TITLE

Permanent iodine 125 brachytherapy in patients with progressive or recurrent glioblastoma multiforme

AUTHOR(S)
Larson, David A.; Suplica, Jeffrey M.; Chang, Susan M.; Lamborn, Kathleen R.; McDermott, Michael W.; Sneed, Penny K.; Prados, Michael D.; Wara, William M.; Nicholas, M. Kelly; Berger, Mitchel S.
PUB. DATE
April 2004
SOURCE
Neuro-Oncology;Apr2004, Vol. 6 Issue 2, p119
SOURCE TYPE
Academic Journal
DOC. TYPE
Article
ABSTRACT
This study reports the initial experience at the University of California San Francisco (UCSF) with tumor resection and permanent, low-activity iodine 125 (¹ ² ⁵I) brachytherapy in patients with progressive or recurrent glioblastoma multiforme (GM) and compares these results to those of similar patients treated previously at UCSF with temporary brachytherapy without tumor resection. Thirtyeight patients with progressive or recurrent GM were treated at UCSF with repeat craniotomy, tumor resection, and permanent, low-activity ¹ ² ⁵I brachytherapy between June 1997 and May 1998. Selection criteria were Karnofsky performance score ⩾60, unifocal, contrastenhancing, well-circumscribed progressive or recurrent GM that was judged to be completely resectable, and no evidence of leptomeningeal or subependymal spread. The median brachytherapy dose 5 mm exterior to the resection cavity was 300 Gy (range, 150–500 Gy). One patient was excluded from analysis. Median survival was 52 weeks from the date of brachytherapy. Age, Karnofsky performance score, and preimplant tumor volume were all statistically significant on univariate analyses.
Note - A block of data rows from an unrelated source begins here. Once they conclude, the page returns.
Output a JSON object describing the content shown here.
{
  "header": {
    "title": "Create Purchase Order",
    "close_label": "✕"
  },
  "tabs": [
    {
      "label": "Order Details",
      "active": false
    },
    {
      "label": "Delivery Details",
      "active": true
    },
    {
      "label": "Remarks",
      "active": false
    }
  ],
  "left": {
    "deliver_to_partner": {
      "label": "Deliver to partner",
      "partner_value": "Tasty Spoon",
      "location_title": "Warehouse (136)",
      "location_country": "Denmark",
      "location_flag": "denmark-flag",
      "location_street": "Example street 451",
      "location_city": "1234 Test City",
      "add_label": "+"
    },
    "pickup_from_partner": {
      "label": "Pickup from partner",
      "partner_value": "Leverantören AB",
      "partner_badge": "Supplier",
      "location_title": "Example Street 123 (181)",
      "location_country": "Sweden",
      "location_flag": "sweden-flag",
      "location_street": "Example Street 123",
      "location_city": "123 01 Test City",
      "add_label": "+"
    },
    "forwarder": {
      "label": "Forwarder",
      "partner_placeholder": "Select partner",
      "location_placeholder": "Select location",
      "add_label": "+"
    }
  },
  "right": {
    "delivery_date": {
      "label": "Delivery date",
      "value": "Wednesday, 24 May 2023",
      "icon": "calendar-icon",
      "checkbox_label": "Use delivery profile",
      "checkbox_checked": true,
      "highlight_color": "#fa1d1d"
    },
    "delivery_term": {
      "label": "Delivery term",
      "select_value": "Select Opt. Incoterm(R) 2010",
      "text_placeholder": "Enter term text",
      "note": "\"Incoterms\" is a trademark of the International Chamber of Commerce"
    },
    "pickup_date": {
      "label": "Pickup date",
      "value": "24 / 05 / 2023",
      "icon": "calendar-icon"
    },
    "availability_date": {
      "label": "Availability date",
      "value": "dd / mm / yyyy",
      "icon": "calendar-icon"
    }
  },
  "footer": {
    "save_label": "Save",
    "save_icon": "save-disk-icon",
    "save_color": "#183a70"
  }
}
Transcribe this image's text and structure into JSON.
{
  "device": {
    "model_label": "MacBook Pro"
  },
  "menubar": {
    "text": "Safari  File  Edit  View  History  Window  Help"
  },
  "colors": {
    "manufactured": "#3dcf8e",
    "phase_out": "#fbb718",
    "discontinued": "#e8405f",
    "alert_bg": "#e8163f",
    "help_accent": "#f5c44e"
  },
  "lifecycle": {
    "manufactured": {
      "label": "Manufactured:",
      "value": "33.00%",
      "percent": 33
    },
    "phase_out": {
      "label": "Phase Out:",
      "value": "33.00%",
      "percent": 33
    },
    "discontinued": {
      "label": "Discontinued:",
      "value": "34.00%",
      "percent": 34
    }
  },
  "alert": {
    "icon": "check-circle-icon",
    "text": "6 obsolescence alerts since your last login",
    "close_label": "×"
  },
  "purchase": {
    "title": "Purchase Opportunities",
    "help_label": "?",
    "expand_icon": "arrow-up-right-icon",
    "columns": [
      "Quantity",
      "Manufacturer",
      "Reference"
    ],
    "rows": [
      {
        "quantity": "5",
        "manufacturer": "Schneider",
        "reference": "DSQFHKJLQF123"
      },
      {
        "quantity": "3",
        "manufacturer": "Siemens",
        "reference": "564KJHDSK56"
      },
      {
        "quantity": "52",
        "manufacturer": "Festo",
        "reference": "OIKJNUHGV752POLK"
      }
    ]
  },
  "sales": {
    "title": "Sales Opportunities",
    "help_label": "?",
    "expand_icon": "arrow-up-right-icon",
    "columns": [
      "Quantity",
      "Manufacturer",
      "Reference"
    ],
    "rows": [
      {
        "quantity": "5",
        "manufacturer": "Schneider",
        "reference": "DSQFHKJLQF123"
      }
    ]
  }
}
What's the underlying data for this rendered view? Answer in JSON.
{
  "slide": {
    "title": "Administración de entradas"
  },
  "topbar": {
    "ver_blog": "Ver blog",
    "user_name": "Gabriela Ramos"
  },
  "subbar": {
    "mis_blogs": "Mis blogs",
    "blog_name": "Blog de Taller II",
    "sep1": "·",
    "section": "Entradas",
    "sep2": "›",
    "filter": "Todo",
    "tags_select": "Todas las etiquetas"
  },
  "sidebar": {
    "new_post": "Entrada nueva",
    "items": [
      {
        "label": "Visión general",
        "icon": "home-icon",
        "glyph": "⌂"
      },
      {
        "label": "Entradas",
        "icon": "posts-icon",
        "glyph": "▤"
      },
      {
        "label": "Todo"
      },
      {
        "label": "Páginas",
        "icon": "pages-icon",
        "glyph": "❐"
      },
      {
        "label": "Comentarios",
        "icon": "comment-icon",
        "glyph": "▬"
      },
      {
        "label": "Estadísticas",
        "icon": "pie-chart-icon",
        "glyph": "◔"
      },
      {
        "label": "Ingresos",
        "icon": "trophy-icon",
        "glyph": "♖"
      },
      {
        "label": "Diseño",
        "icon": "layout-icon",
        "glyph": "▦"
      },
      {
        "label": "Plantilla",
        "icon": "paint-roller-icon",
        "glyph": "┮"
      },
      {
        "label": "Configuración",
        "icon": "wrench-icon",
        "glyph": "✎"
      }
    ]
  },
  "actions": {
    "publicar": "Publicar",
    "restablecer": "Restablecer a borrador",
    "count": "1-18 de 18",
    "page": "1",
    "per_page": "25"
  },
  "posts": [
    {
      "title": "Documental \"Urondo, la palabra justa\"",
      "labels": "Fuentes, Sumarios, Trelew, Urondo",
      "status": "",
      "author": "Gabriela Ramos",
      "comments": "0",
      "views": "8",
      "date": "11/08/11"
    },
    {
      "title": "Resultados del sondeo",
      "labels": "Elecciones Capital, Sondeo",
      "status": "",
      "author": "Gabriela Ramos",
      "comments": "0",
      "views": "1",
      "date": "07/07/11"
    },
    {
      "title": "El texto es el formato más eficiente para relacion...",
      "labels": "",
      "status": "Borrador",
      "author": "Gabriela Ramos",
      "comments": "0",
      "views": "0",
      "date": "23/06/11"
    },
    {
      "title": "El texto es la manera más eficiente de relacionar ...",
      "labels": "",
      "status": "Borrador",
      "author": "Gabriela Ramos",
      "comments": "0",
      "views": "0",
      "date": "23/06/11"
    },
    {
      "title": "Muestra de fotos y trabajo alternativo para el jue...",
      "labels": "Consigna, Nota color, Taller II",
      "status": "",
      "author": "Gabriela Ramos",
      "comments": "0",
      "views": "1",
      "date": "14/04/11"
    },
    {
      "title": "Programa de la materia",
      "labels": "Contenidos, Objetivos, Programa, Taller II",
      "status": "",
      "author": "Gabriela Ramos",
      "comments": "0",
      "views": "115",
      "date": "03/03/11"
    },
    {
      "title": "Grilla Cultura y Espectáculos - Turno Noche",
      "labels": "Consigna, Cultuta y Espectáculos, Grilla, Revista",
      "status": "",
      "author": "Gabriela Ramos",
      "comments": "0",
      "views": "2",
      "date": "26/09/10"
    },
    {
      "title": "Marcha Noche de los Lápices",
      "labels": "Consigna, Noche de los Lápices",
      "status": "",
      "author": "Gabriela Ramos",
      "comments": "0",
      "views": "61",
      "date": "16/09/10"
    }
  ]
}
Multivariate analysis for survival showed only age to be significant. Median time to progression was 16 weeks. Both univariate and multivariate analysis of freedom from progression showed only preoperative tumor volume to be significant. Comparison to temporary brachytherapy patients showed no apparent difference in survival time. Chronic steroid requirements were low in patients with minimal postoperative residual tumor. We conclude that permanent ¹ ² ⁵I brachytherapy for recurrent or progressive GM is well tolerated. Survival time was comparable to that of a similar group of patients treated with temporary brachytherapy.